High regions show larger Z values. Low regions show smaller Z values. If the surface rises as X or Y increases, that suggests a possible relationship between the selected variables.

In `zoo_data.csv`, many features are binary, such as hair, milk, predator, and aquatic. That means the surface can look stepped or blocky. This is normal for categorical/binary data, and it is a useful teaching moment: not every dataset produces a smooth surface.

A trisurface plot helps reveal shape and patterns, but it does not prove causation. Use it for exploration before modelling, then confirm patterns with statistics and machine learning validation.
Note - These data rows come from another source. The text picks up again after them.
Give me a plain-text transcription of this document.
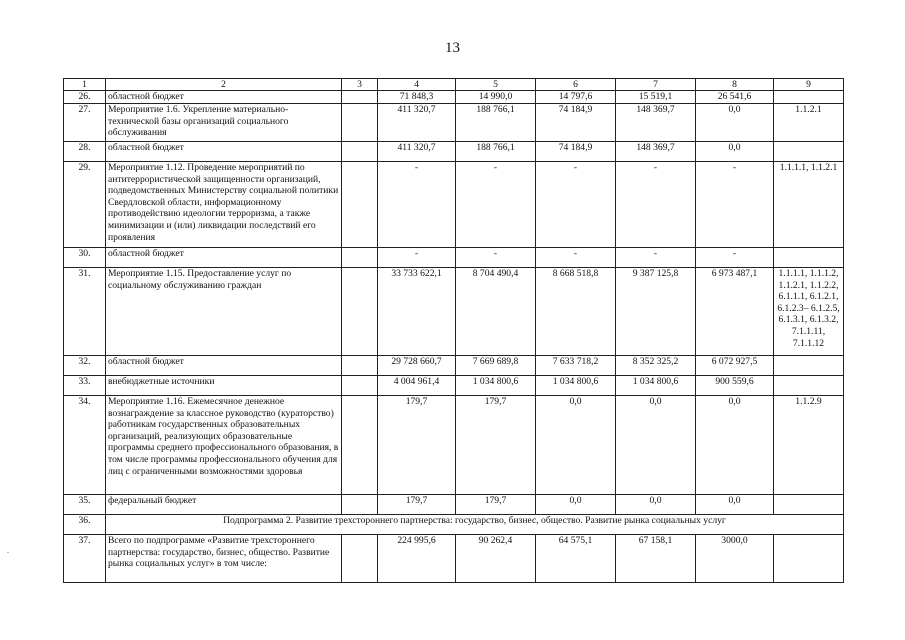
13
1	2	3	4	5	6	7	8	9
26.	областной бюджет		71 848,3	14 990,0	14 797,6	15 519,1	26 541,6	
27.	Мероприятие 1.6. Укрепление материально-технической базы организаций социального обслуживания		411 320,7	188 766,1	74 184,9	148 369,7	0,0	1.1.2.1
28.	областной бюджет		411 320,7	188 766,1	74 184,9	148 369,7	0,0	
29.	Мероприятие 1.12. Проведение мероприятий по антитеррористической защищенности организаций, подведомственных Министерству социальной политики Свердловской области, информационному противодействию идеологии терроризма, а также минимизации и (или) ликвидации последствий его проявления		-	-	-	-	-	1.1.1.1, 1.1.2.1
30.	областной бюджет		-	-	-	-	-	
31.	Мероприятие 1.15. Предоставление услуг по социальному обслуживанию граждан		33 733 622,1	8 704 490,4	8 668 518,8	9 387 125,8	6 973 487,1	1.1.1.1, 1.1.1.2, 1.1.2.1, 1.1.2.2, 6.1.1.1, 6.1.2.1, 6.1.2.3– 6.1.2.5, 6.1.3.1, 6.1.3.2, 7.1.1.11, 7.1.1.12
32.	областной бюджет		29 728 660,7	7 669 689,8	7 633 718,2	8 352 325,2	6 072 927,5	
33.	внебюджетные источники		4 004 961,4	1 034 800,6	1 034 800,6	1 034 800,6	900 559,6	
34.	Мероприятие 1.16. Ежемесячное денежное вознаграждение за классное руководство (кураторство) работникам государственных образовательных организаций, реализующих образовательные программы среднего профессионального образования, в том числе программы профессионального обучения для лиц с ограниченными возможностями здоровья		179,7	179,7	0,0	0,0	0,0	1.1.2.9
35.	федеральный бюджет		179,7	179,7	0,0	0,0	0,0	
36.	Подпрограмма 2. Развитие трехстороннего партнерства: государство, бизнес, общество. Развитие рынка социальных услуг							
37.	Всего по подпрограмме «Развитие трехстороннего партнерства: государство, бизнес, общество. Развитие рынка социальных услуг» в том числе:		224 995,6	90 262,4	64 575,1	67 158,1	3000,0	
.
What is happening step by step?

1. Load data

Read zoo_data.csv and detect numerical columns such as legs, predator, catsize, and class_type.

2. Choose X, Y, Z

Select two columns for the floor plane and one column as the surface height.

3. Build triangles

Neighbouring points are connected into triangular faces, which is why the plot is called trisurface.

4. Interpret shape

Look for high areas, low areas, sharp changes, clusters, and whether the surface is smooth or stepped.

Dataset preview

Showing the first 8 rows from Built-in zoo_data.csv sample

animal_namehairfeatherseggsmilkairborneaquaticpredatortoothedbackbonebreathesvenomousfinslegstaildomesticcatsizeclass_type
aardvark10010011110040011
antelope10010001110041011
bass00100111100101004
bear10010011110040011
boar10010011110041011
catfish00100111100101004
chicken01101000110021102
crow01101010110021002

Zoo data is useful for teaching because it mixes binary features, small integer counts, and class labels. This makes it clear that 3D visualisation is exploratory: it helps you notice structure before choosing features for machine learning.